Ils ont reconstitué un ancien temple inca avec une imprimante 3D

Dans l’ouest de la Bolivie, sur les rives du lac Titicaca, une communauté pré-inca a bâti un temple baptisé « Pumapunku », qui signifie littéralement « La porte du puma ». L’édifice a été construit, il y a plus de 1.500 ans, par la civilisation Tiwanaku. De nombreux monuments bâtis par les Incas, vers 1300 après J.-C, comme la cité du Machu Picchu, en ont été inspirés.

Pumapunku est l’un des monuments les plus mystérieux de l’histoire.

Le temple est fait de grosses pierres dont les plus volumineuses sont lourdes de vingt tonnes. Celles-ci semblent avoir été encastrées méticuleusement les unes sur les autres, comme des briques de Lego. Aujourd’hui, la plupart des mégalithes de pierres sont dispersés, déplacés ou endommagés, ce qui rend la reconstitution difficile pour les archéologues.
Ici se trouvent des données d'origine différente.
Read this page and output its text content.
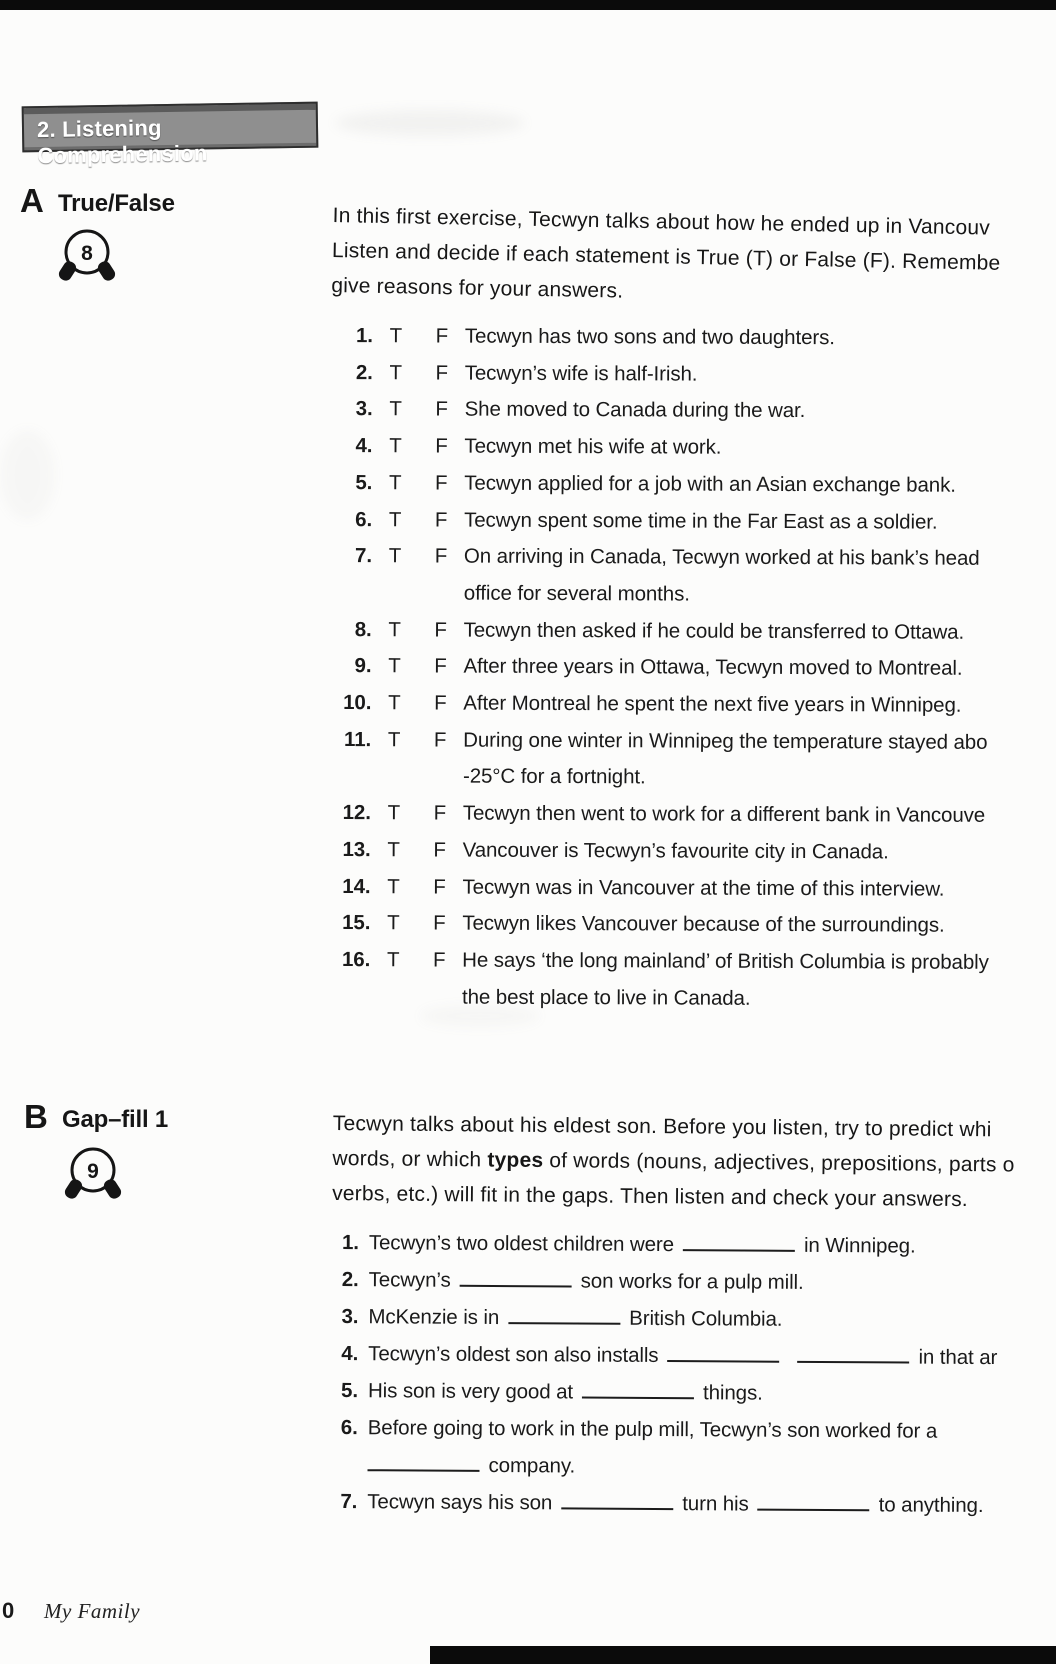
2. Listening Comprehension
A True/False
8
In this first exercise, Tecwyn talks about how he ended up in Vancouv
Listen and decide if each statement is True (T) or False (F). Remembe
give reasons for your answers.
1. T	F Tecwyn has two sons and two daughters.
2. T	F Tecwyn’s wife is half-Irish.
3. T	F She moved to Canada during the war.
4. T	F Tecwyn met his wife at work.
5. T	F Tecwyn applied for a job with an Asian exchange bank.
6. T	F Tecwyn spent some time in the Far East as a soldier.
7. T	F On arriving in Canada, Tecwyn worked at his bank’s head
office for several months.
8. T	F Tecwyn then asked if he could be transferred to Ottawa.
9. T	F After three years in Ottawa, Tecwyn moved to Montreal.
10. T	F After Montreal he spent the next five years in Winnipeg.
11. T	F During one winter in Winnipeg the temperature stayed abo
-25°C for a fortnight.
12. T	F Tecwyn then went to work for a different bank in Vancouve
13. T	F Vancouver is Tecwyn’s favourite city in Canada.
14. T	F Tecwyn was in Vancouver at the time of this interview.
15. T	F Tecwyn likes Vancouver because of the surroundings.
16. T	F He says ‘the long mainland’ of British Columbia is probably
the best place to live in Canada.
B Gap–fill 1
9
Tecwyn talks about his eldest son. Before you listen, try to predict whi
words, or which types of words (nouns, adjectives, prepositions, parts o
verbs, etc.) will fit in the gaps. Then listen and check your answers.
1. Tecwyn’s two oldest children were	in Winnipeg.
2. Tecwyn’s	son works for a pulp mill.
3. McKenzie is in	British Columbia.
4. Tecwyn’s oldest son also installs	in that ar
5. His son is very good at	things.
6. Before going to work in the pulp mill, Tecwyn’s son worked for a
company.
7. Tecwyn says his son	turn his	to anything.
0 My Family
Grâce à la technologie de l’impression 3D, Alexei Vranich, chercheur à l’université de Californie à Berkeley, et son équipe semblent avoir apporté une solution au problème.

Un temple au cœur de nombreuses discussions

La minutie de l’architecture de Pumapunku a suscité les hypothèses les plus audacieuses. Certains y ont trouvé la preuve d’une théorie « contre-évolutionniste ». D’autres pensent que le monument n’a pu être construit que par une civilisation extraterrestre, et les blocs de pierre ont été tranchés au laser.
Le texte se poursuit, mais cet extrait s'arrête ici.